A veces pensaba que los tiempos estaban cambiando y su familia era ahora menos discriminada pero sabía que el mundo no era así, era cruel y duro. Lo había notado cuando había cortejado a una joven dama hija de comerciantes de pieles. Ella misma le dijo que no podía dejar que la vieran con él.

Y así ocurrió con otras más hasta que se cansó y decidió montar la expedición. Era un viaje necesario para el negocio, pero también era una oportunidad perfecta para escapar de todo un tiempo, ver otros espacios, y encontrarse un poco en un mundo que no estaba hecho para él.

Un buen día desde el bote pudieron ver montañas, más bien montes por su altura, y tenían formas extrañas. Eran mucho más altas que la planicie de la selva y era planas por encima. Algunas tenían los costados en pendiente brusca y otros eran más suaves.

Unos pocos se quedaron para resguardar el bote, entre ellos la cocinera que dijo que no le interesaba ir a escalar pero que le trajeran carne roja para las comidas de los próximos días.

Ricardo se armó con un fusil y varias bolsas de piel de panza de oveja, ideales para guardar las preciosas plantas que encontraría. Dejaron las colinas para el último día y se dedicaron a buscar por entre los montes y las cuevas. Encontraron bastantes animales salvajes que, después del primer día, se mantuvieron al margen de los extraños.

En el tercer día encontraron las ruinas de lo que parecía un pueblo o un asentamiento. Habían círculos de rocas, claramente las bases de casas. Había también un rectángulo gigante de piedras y, a un lado del pueblo, varios montículos con piedras alargadas clavadas encima. Todas tenían caras talladas, cada una diferente a la otra.

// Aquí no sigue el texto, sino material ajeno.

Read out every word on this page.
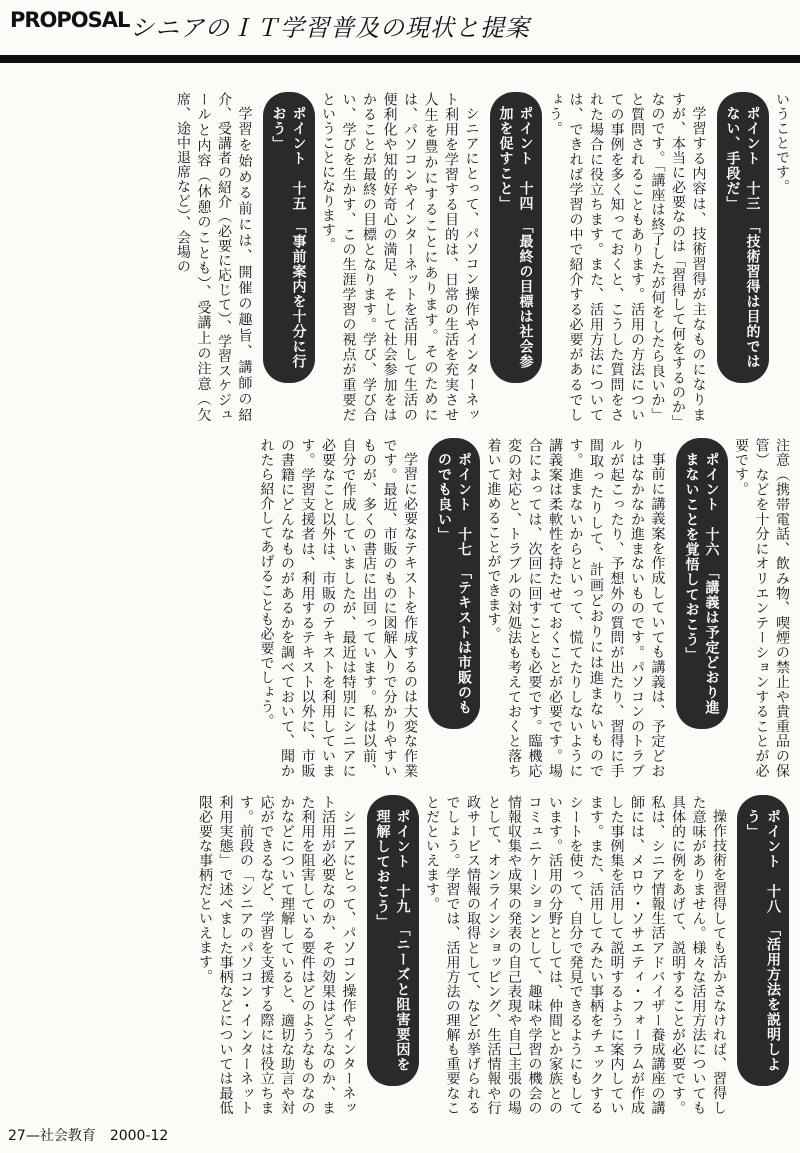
PROPOSAL シニアのＩＴ学習普及の現状と提案

いうことです。

ポイント　十三　「技術習得は目的では
ない、手段だ」

学習する内容は、技術習得が主なものになりますが、本当に必要なのは「習得して何をするのか」なのです。「講座は終了したが何をしたら良いか」と質問されることもあります。活用の方法についての事例を多く知っておくと、こうした質問をされた場合に役立ちます。また、活用方法については、できれば学習の中で紹介する必要があるでしょう。

ポイント　十四　「最終の目標は社会参
加を促すこと」

シニアにとって、パソコン操作やインターネット利用を学習する目的は、日常の生活を充実させ人生を豊かにすることにあります。そのためには、パソコンやインターネットを活用して生活の便利化や知的好奇心の満足、そして社会参加をはかることが最終の目標となります。学び、学び合い、学びを生かす、この生涯学習の視点が重要だということになります。

ポイント　十五　「事前案内を十分に行
おう」

学習を始める前には、開催の趣旨、講師の紹介、受講者の紹介（必要に応じて）、学習スケジュールと内容（休憩のことも）、受講上の注意（欠席、途中退席など）、会場の

注意（携帯電話、飲み物、喫煙の禁止や貴重品の保管）などを十分にオリエンテーションすることが必要です。

ポイント　十六　「講義は予定どおり進
まないことを覚悟しておこう」

事前に講義案を作成していても講義は、予定どおりはなかなか進まないものです。パソコンのトラブルが起こったり、予想外の質問が出たり、習得に手間取ったりして、計画どおりには進まないものです。進まないからといって、慌てたりしないように講義案は柔軟性を持たせておくことが必要です。場合によっては、次回に回すことも必要です。臨機応変の対応と、トラブルの対処法も考えておくと落ち着いて進めることができます。

ポイント　十七　「テキストは市販のも
のでも良い」

学習に必要なテキストを作成するのは大変な作業です。最近、市販のものに図解入りで分かりやすいものが、多くの書店に出回っています。私は以前、自分で作成していましたが、最近は特別にシニアに必要なこと以外は、市販のテキストを利用しています。学習支援者は、利用するテキスト以外に、市販の書籍にどんなものがあるかを調べておいて、聞かれたら紹介してあげることも必要でしょう。

ポイント　十八　「活用方法を説明しよ
う」

操作技術を習得しても活かさなければ、習得した意味がありません。様々な活用方法についても具体的に例をあげて、説明することが必要です。私は、シニア情報生活アドバイザー養成講座の講師には、メロウ・ソサエティ・フォーラムが作成した事例集を活用して説明するように案内しています。また、活用してみたい事柄をチェックするシートを使って、自分で発見できるようにもしています。活用の分野としては、仲間とか家族とのコミュニケーションとして、趣味や学習の機会の情報収集や成果の発表の自己表現や自己主張の場として、オンラインショッピング、生活情報や行政サービス情報の取得として、などが挙げられるでしょう。学習では、活用方法の理解も重要なことだといえます。

ポイント　十九　「ニーズと阻害要因を
理解しておこう」

シニアにとって、パソコン操作やインターネット活用が必要なのか、その効果はどうなのか、また利用を阻害している要件はどのようなものなのかなどについて理解していると、適切な助言や対応ができるなど、学習を支援する際には役立ちます。前段の「シニアのパソコン・インターネット利用実態」で述べました事柄などについては最低限必要な事柄だといえます。

27—社会教育　2000-12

Ricardo y otros calcaron los rostros e hicieron dibujos. Esto les tomó demasiado tiempo por lo que tuvieron que acampar esa noche allí. Ricardo no podía dormir. Se sentó sobre su cobija y escuchó la jungla: ruidos de monos, un rugido en la lejanía y, entonces, una canción. La escuchó por varios minutos hasta que la aprendió.

Al otro día le preguntó a la cocinera que hacía cantando en la noche y ella le dijo que jamás cantaba, no desde la muerte de su hijo. Además, había dormido desde temprano. Ricardo se extrañó pero no prosiguió la conversación. Era el penúltimo día y decidieron explorar una cueva grande que habían visto.

Los hombres entraron primero y espantaron a los murciélagos. La cueva brillaba en la oscuridad y no había mucho más que ver hasta que se adentraron en la roca y encontraron un recinto que parecía natural y, a la vez, se notaba la presencia humana. Había dibujos por todos lados y más piedras con caras. En la roca había hoyos, seguramente para antorchas o algún tipo de fuego.

Y allí escuchó de nuevo la canción. No sabía de donde provenía pero la voz era femenina, sin duda. Cuando le preguntó a los demás si escuchaban la canción, le dijeron que no sabían de que estaba hablando.

El último día subieron a uno de los montes. Escalaron con dificultad, casi cayendo al vacío varias veces. Pero había dos hombres experimentados y ayudaron al resto. Solo ocho subieron y exploraron uno de los montes. La vista era hermosa: la selva parecía una enorme alfombra de la que solo sobresalían montes como en el que estaban ahora y otras formaciones más oscuras, a lo lejos.

Y entonces uno de los hombres gritó y todos fueron con él. Había encontrado otro circulo de rocas con caras y, en el centro, había un montículo de tierra: era un entierro. Lo más extraño es que este entierro tenía una lapida y la inscripción estaba en números y alfabeto romanos. La enterrada era una mujer, europea por el nombre, muerta hacía unos cien años. Imposible, parecía.

Entonces se escuchó la alarma del barco que consistía en golpear un plato de metal. Algo malo ocurría. Ricardo supo entonces que no regresaría pronto a su hogar.